People didn't like the fact that the Chinese kept to themselves. Though they seemed
harmless, they came to Victoria in great numbers—
thousands at a time
, wrote one commentator—and
stuck together, walking in long files to the goldfields then setting up separate
camps. There were estimated to be 3000 Chinese in Ballarat alone by early 1855, among
a total of 5000 on the goldfields.

They ate their own strange food and dressed in their own strange costumes: high conical
hats instead of the usual digger's cabbage hat; loose gowns that looked like women's
attire and long pigtails—the kind of get-up thought to be more suited to a schoolgirl
than a working man. They practised their own medicine—acupuncture was readily available
at the Chinese camps, and some Europeans gave it a go. They opened their own restaurants.
They preferred opium to alcohol. And they diligently sent their earnings home to
family members in China, where their wives were looking after the old and the young
in the community, in line with Confucian tradition, rather than blowing it on a spree.

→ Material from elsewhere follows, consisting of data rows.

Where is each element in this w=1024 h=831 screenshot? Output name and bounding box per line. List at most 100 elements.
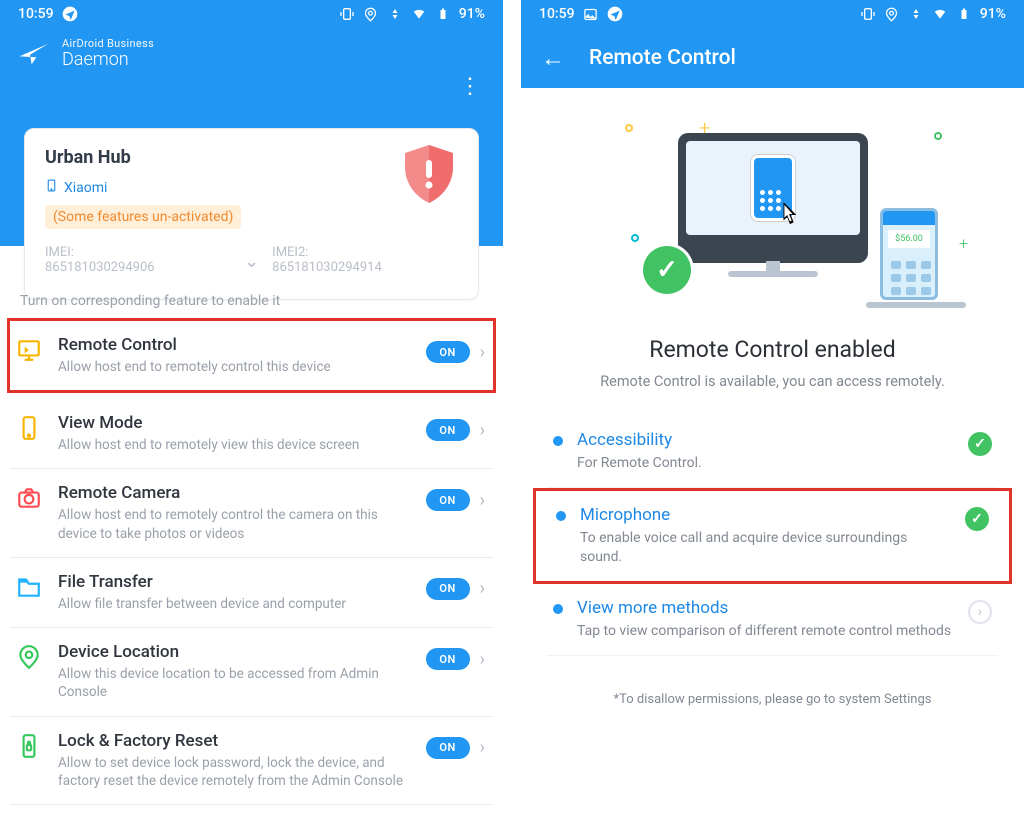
feature-icon — [16, 415, 42, 441]
app-name-bottom: Daemon — [62, 50, 154, 70]
permission-view-more-methods[interactable]: View more methods Tap to view comparison… — [547, 584, 998, 656]
feature-desc: Allow host end to remotely control the c… — [58, 506, 410, 542]
chevron-right-icon: › — [480, 649, 485, 670]
toggle-on-badge[interactable]: ON — [426, 648, 470, 670]
permission-microphone[interactable]: Microphone To enable voice call and acqu… — [533, 488, 1012, 584]
imei1-label: IMEI: — [45, 245, 231, 260]
status-time: 10:59 — [539, 6, 575, 22]
dot-decoration-icon — [631, 234, 639, 242]
phone-left: 10:59 91% AirDroid Business Daemon ⋮ — [0, 0, 503, 831]
feature-desc: Allow host end to remotely view this dev… — [58, 436, 410, 454]
status-battery: 91% — [980, 6, 1006, 22]
app-name-top: AirDroid Business — [62, 38, 154, 50]
battery-icon — [956, 6, 972, 22]
permissions-list: Accessibility For Remote Control. ✓ Micr… — [547, 416, 998, 656]
chevron-right-icon: › — [480, 578, 485, 599]
app-header: AirDroid Business Daemon ⋮ Urban Hub Xia… — [0, 28, 503, 246]
chevron-right-icon: › — [480, 737, 485, 758]
toggle-on-badge[interactable]: ON — [426, 341, 470, 363]
feature-icon — [16, 574, 42, 600]
warning-banner: (Some features un-activated) — [45, 205, 241, 229]
data-icon — [387, 6, 403, 22]
feature-title: Lock & Factory Reset — [58, 731, 410, 751]
bullet-icon — [553, 604, 563, 614]
permission-accessibility[interactable]: Accessibility For Remote Control. ✓ — [547, 416, 998, 488]
feature-row-view-mode[interactable]: View Mode Allow host end to remotely vie… — [10, 399, 493, 469]
chevron-right-circle-icon[interactable]: › — [968, 600, 992, 624]
bullet-icon — [553, 436, 563, 446]
feature-row-lock-factory-reset[interactable]: Lock & Factory Reset Allow to set device… — [10, 717, 493, 805]
feature-title: Device Location — [58, 642, 410, 662]
bullet-icon — [556, 511, 566, 521]
feature-icon — [16, 733, 42, 759]
chevron-right-icon: › — [480, 342, 485, 363]
imei2-value: 865181030294914 — [272, 260, 458, 275]
permission-desc: Tap to view comparison of different remo… — [577, 622, 954, 641]
status-battery: 91% — [459, 6, 485, 22]
feature-icon — [16, 644, 42, 670]
toggle-on-badge[interactable]: ON — [426, 489, 470, 511]
feature-row-remote-control[interactable]: Remote Control Allow host end to remotel… — [7, 318, 496, 393]
features-hint: Turn on corresponding feature to enable … — [20, 293, 483, 309]
features-panel: Turn on corresponding feature to enable … — [0, 275, 503, 831]
back-arrow-icon[interactable]: ← — [541, 46, 565, 70]
feature-title: Remote Control — [58, 335, 410, 355]
data-icon — [908, 6, 924, 22]
location-icon — [884, 6, 900, 22]
device-name: Urban Hub — [45, 147, 458, 168]
wifi-icon — [932, 6, 948, 22]
header-title: Remote Control — [589, 46, 736, 70]
check-icon: ✓ — [965, 507, 989, 531]
send-icon — [62, 6, 78, 22]
feature-desc: Allow this device location to be accesse… — [58, 665, 410, 701]
image-icon — [583, 6, 599, 22]
permission-title: Accessibility — [577, 430, 954, 450]
imei-section: IMEI: 865181030294906 ⌄ IMEI2: 865181030… — [45, 245, 458, 275]
remote-control-illustration: + + $56.00 ✓ — [521, 88, 1024, 318]
imei1-value: 865181030294906 — [45, 260, 231, 275]
chevron-right-icon: › — [480, 420, 485, 441]
toggle-on-badge[interactable]: ON — [426, 578, 470, 600]
imei2-label: IMEI2: — [272, 245, 458, 260]
phone-icon — [45, 178, 58, 197]
more-menu-icon[interactable]: ⋮ — [459, 74, 481, 99]
permission-desc: To enable voice call and acquire device … — [580, 529, 951, 567]
feature-title: Remote Camera — [58, 483, 410, 503]
chevron-right-icon: › — [480, 490, 485, 511]
vibrate-icon — [860, 6, 876, 22]
feature-desc: Allow host end to remotely control this … — [58, 358, 410, 376]
success-check-icon: ✓ — [643, 246, 691, 294]
shield-warning-icon — [402, 143, 456, 205]
feature-row-remote-camera[interactable]: Remote Camera Allow host end to remotely… — [10, 469, 493, 557]
feature-row-file-transfer[interactable]: File Transfer Allow file transfer betwee… — [10, 558, 493, 628]
terminal-icon: $56.00 — [880, 208, 938, 300]
permission-title: Microphone — [580, 505, 951, 525]
expand-chevron-icon[interactable]: ⌄ — [244, 251, 259, 272]
permission-desc: For Remote Control. — [577, 454, 954, 473]
device-brand: Xiaomi — [64, 180, 107, 196]
dot-decoration-icon — [625, 124, 633, 132]
feature-title: File Transfer — [58, 572, 410, 592]
permission-title: View more methods — [577, 598, 954, 618]
cursor-icon — [778, 202, 800, 228]
wifi-icon — [411, 6, 427, 22]
feature-icon — [16, 337, 42, 363]
dot-decoration-icon — [934, 132, 942, 140]
airdroid-logo-icon — [18, 41, 50, 67]
monitor-icon — [678, 133, 868, 263]
status-time: 10:59 — [18, 6, 54, 22]
feature-desc: Allow to set device lock password, lock … — [58, 754, 410, 790]
remote-control-heading: Remote Control enabled — [521, 336, 1024, 363]
vibrate-icon — [339, 6, 355, 22]
feature-row-device-location[interactable]: Device Location Allow this device locati… — [10, 628, 493, 716]
remote-control-subtitle: Remote Control is available, you can acc… — [521, 373, 1024, 390]
remote-control-header: ← Remote Control — [521, 28, 1024, 88]
plus-decoration-icon: + — [959, 234, 968, 253]
feature-icon — [16, 485, 42, 511]
phone-right: 10:59 91% ← Remote Control + + — [521, 0, 1024, 831]
footnote: *To disallow permissions, please go to s… — [521, 692, 1024, 707]
battery-icon — [435, 6, 451, 22]
send-icon — [607, 6, 623, 22]
toggle-on-badge[interactable]: ON — [426, 737, 470, 759]
toggle-on-badge[interactable]: ON — [426, 419, 470, 441]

All this marked the Chinese out as different and peculiar. But who might actually
be hurt by
John Chinaman
? Why, European women. This is what Mrs W. May Howell was
warned when she went to the diggings.
Oh the diggers would not annoy you
, she was
told by a friend,
It's those brutes of Chinamen; but they'd better not begin to insult
white women, or they'll find it
rather dangerous
. Although Mrs Howell's friend admitted
he had never heard of it happening at any diggings, you had to wonder what might
a man be capable of, when he had none of his own kind of woman about?

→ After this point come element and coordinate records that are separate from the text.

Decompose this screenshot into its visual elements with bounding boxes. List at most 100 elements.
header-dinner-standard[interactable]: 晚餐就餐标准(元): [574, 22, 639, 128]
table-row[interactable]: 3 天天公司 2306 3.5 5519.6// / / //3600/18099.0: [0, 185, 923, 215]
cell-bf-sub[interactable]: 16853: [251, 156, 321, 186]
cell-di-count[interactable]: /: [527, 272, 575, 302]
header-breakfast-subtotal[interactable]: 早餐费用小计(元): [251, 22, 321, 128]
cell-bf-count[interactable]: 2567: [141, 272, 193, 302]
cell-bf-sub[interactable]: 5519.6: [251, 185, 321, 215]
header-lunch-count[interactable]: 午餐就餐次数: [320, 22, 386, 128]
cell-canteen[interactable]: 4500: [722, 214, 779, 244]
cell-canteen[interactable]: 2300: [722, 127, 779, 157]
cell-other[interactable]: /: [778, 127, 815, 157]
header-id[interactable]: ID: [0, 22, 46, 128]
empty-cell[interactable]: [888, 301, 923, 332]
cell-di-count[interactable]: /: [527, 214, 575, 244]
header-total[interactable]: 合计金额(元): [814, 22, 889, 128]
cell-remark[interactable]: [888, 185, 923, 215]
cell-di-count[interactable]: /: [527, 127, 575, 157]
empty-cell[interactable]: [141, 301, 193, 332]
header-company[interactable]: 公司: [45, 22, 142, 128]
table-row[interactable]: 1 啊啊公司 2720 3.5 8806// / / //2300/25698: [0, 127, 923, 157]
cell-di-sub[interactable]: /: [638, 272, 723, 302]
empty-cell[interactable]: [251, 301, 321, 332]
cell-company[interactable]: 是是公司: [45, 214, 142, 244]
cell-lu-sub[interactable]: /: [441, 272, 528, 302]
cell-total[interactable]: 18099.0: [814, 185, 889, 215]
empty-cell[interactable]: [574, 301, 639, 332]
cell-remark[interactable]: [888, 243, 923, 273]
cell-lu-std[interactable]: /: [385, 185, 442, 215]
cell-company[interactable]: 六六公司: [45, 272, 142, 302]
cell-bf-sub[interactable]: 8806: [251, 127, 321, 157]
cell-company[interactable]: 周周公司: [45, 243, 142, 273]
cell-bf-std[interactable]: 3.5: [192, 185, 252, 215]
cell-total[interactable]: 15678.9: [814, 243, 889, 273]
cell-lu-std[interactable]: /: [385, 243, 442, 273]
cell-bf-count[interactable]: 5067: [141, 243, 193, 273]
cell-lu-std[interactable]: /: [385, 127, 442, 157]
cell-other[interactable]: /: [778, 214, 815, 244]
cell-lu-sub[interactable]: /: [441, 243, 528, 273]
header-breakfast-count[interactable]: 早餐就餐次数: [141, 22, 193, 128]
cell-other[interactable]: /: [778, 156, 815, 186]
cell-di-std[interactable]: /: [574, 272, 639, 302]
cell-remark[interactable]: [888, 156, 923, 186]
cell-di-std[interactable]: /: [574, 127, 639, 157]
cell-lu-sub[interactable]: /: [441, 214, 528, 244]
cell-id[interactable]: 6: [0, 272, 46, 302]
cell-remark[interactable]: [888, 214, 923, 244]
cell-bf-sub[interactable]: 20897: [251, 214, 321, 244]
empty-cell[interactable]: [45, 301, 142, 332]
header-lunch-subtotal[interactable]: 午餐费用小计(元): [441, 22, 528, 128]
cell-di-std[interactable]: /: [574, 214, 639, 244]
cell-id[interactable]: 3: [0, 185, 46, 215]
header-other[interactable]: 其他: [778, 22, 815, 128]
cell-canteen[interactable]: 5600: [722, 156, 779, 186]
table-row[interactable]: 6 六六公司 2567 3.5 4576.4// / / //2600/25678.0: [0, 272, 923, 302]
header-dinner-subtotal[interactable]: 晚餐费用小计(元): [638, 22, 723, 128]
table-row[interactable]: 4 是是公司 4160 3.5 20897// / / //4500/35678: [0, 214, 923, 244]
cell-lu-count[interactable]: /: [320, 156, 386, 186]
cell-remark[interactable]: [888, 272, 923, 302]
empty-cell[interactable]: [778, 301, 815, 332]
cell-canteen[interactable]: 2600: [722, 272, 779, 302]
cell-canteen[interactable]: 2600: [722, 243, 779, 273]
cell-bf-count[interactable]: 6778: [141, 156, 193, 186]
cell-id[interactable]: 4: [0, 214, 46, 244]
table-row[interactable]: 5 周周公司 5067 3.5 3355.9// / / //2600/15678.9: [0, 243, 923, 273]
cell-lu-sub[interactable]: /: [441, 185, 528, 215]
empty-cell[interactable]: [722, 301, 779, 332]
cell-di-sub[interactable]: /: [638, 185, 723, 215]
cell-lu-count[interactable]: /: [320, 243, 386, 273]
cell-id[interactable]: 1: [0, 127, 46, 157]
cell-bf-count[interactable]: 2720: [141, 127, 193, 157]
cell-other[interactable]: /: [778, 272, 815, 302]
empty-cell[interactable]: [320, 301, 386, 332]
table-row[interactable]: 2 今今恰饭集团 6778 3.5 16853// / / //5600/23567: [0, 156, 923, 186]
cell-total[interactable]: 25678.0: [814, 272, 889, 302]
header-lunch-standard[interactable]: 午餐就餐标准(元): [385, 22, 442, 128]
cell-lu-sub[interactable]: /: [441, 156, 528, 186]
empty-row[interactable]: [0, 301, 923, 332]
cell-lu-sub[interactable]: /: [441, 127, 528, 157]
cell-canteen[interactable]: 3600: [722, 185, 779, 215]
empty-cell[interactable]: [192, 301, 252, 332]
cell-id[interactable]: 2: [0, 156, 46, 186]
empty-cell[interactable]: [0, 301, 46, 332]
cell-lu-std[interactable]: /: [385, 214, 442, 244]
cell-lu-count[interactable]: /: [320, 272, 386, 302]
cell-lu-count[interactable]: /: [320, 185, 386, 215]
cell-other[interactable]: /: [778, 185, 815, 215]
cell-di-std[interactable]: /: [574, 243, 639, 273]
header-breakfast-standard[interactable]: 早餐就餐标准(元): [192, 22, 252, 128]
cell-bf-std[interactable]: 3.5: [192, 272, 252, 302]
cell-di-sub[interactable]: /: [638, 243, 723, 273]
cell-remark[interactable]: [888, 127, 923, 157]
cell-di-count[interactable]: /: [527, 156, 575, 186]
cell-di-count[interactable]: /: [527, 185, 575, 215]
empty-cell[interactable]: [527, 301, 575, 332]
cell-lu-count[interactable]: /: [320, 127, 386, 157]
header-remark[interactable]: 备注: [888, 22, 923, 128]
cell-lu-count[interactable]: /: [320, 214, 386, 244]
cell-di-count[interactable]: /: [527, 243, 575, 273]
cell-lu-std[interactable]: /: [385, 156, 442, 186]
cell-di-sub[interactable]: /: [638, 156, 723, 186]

Early in 1855, a scandal erupted in Melbourne that brought to a head all the suspicion
of the Chinese diggers and their womanless ways. Police discovered a set of
foul
and wicked prints
. The pictures, which were evidently of naked ladies (whether Chinese
or European is not clear) and were said to bring
the blush of shame and indignation
into the cheek
of respectable men, were being sold on the sly to Europeans.

One journalist wrote an article on ‘The Chinese Puzzle' in the Melbourne Monthly
Magazine. He was a lone voice in publicly defending the Chinese, pointing out their
industry and energy, their impeccable credentials as citizens, their intelligence
and cleanliness.
But ask a Britoner on the street what objection they have to the
Celestials
, he wrote,
and they will answer: Morals, sir, morals. Pagans, you know
Pagans. No Mrs Chisholm at the Chinese Ports…no wives for the Pagans, sir, Prints,
sir, improper Prints.

As the writer of ‘The Chinese Puzzle' duly noted, the only argument against an otherwise
intelligent, educated and industrious people
was the absence of their wives. The
rest was
blind prejudice
.
We are afraid of the Chinese,
he wrote,
and we have not
the moral courage to say so
.

WINNERS AND LOSERS

Spare a thought for Sarah Skinner.

It was May 1854, and Ballarat was a raft of tents in a sea of cold mud. The summer
of 1853–4 had been dry, the wet season had arrived early and now the rain had come.
Mining had practically ceased. John Manning, the master at St Alipius Catholic School
on the Eureka lead (where Anastasia Hayes was now working as a teacher while Timothy
mined), complained that few of the 74 children on his roll were in attendance
owing
to the severity of the weather
. Abandoned mine shafts which the diggers had used
as latrines became putrid cesspools.

Sarah Skinner lay in her own flimsy tent, listening to the wind and rain howl as
she struggled to deliver her baby into this sodden world. For Sarah, everything burned.
Near the end of labour, her brow ran with sweat and her tender, swollen skin stretched
like taut canvas around the baby's head. A final push and a tearing of flesh: she
screamed; the baby wailed. William Skinner stood by, frantic with worry, as Sarah
gave birth to a live and healthy baby boy.